Left Hand Guitar

Left Handed Bass

Paul McCartney with a left-handed Rickenbacker 4001 bass Paul McCartney playing live in 1976 - with a left-handed Rickenbacker 4001 bass
Hofner Violin Bass

Perhaps one of the most iconic pop acts of all time includes a left hand bass... you most likely know already, it is of course Paul McCartney's Hofner Violin Bass. Paul has owned a number of these, but the first was bought whilst in Hamburg in 1961, before the Beatles had made it. He was used to playing re-strung right-handed instruments, and chose the Hofner because "to me me it seemed like, because I was left-handed, it looked less daft because it was symmetrical." But in the end, rather than buying, and re-stringing a right-handed bass, he was offered a custom ordered lefty; Hofner were a German company anyway, and this was perhaps the first left-handed bass Hofner ever produced. Later, Paul was also offered a left-handed Rickenbacker 4001 bass, which he used widely in the 1960s and 70s. Because of the continuing association of these two basses with Sir Paul, they are still some of the most available left-handed bass models, some 50 years later.
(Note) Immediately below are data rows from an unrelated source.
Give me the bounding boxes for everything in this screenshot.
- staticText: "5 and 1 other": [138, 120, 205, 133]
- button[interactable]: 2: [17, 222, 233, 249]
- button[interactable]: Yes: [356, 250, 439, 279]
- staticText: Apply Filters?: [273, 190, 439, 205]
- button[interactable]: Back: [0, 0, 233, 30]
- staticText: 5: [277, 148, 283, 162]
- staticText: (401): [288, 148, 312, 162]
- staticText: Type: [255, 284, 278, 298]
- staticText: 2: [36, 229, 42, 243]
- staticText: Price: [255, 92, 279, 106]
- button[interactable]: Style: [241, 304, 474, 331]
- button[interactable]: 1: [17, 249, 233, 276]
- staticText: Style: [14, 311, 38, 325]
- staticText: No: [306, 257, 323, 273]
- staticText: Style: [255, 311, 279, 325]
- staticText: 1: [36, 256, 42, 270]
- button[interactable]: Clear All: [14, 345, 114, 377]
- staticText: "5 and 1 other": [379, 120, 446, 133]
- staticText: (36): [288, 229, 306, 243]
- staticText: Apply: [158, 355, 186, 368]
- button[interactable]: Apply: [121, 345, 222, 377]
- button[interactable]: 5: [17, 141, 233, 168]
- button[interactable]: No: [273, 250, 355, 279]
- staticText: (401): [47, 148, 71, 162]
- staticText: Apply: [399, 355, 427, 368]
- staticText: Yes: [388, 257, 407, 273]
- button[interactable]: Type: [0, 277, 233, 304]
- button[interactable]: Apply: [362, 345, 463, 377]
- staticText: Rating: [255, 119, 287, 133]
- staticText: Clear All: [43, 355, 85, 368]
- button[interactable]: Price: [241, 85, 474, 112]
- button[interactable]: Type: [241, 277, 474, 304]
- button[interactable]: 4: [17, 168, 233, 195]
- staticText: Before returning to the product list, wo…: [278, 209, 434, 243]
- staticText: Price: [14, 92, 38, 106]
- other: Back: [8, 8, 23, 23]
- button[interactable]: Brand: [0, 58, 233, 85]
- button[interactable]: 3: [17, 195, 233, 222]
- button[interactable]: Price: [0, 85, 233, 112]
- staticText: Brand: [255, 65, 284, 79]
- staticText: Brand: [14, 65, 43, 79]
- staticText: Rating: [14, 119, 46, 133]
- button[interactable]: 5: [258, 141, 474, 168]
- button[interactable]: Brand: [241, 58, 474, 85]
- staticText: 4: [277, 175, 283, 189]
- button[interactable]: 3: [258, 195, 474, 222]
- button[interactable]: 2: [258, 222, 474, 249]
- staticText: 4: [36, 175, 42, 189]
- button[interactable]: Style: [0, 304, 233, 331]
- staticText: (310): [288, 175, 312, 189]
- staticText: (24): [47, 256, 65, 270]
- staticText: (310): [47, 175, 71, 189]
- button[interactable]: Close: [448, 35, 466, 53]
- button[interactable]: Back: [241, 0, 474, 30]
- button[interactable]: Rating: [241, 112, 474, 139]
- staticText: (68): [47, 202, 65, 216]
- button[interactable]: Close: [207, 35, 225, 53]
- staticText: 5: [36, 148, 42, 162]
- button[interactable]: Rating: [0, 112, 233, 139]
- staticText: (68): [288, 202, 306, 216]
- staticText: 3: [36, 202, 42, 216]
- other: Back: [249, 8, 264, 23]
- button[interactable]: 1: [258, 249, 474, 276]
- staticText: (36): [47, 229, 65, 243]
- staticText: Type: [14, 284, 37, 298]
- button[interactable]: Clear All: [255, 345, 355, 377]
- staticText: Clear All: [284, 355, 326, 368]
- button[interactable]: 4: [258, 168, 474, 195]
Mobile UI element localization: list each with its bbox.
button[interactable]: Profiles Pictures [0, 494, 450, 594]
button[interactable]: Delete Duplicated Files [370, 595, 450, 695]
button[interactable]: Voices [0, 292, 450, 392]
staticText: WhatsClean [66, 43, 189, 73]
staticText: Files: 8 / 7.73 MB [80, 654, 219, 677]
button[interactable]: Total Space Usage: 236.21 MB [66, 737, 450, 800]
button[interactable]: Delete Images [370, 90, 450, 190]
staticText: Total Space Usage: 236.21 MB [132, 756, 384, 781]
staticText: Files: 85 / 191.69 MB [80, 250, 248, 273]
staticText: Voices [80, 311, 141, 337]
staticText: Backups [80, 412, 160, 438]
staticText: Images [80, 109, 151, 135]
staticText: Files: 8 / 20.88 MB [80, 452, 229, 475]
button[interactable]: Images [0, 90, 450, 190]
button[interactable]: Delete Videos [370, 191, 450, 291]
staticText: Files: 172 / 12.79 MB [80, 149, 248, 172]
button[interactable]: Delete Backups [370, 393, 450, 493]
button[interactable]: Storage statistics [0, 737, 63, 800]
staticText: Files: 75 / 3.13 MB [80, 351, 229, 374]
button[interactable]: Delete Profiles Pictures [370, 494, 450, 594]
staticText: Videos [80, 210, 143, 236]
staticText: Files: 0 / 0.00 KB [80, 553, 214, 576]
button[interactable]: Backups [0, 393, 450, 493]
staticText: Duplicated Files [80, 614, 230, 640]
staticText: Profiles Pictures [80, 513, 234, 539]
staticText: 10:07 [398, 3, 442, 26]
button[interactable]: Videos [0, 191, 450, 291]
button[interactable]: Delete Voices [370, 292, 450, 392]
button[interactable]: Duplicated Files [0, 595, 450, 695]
Finding left handed bass guitars

In the past, left-handed basses were not always easy to come by; stores generally concentrated on the right-handed gear that was more likely to sell, leaving little choice in terms of models, finish and other options. Not all manufacturers were able to build left-handed versions of their guitars. Extra tooling was required for the body, and in many cases this was not cost-effective (companies have even been known to get left-handed guitars ghost-built by other manufacturers entirely). The bigger brands like Fender and Gibson did offer left-handed models, usually at a premium. In the 1960s, Fender offered left-handed versions of all of it's bass guitars at an extra 10% cost; Gibson don't specify a price, but state that all models are available as a custom order. In the UK, these guitars were rare/expensive enough already; there was no chance of finding left hand versions - but some UK companies did oblige: both Vox and Watkins routinely produced left handed instruments. Into the seventies and the situation got a little better, with certain better-selling models being widely available left handed: Gibson offered the EB-O, EB-3, Grabber and Ripper, whilst 1970s Fender price lists show all basses available lefty - except the (previously available lefty) Bass VI.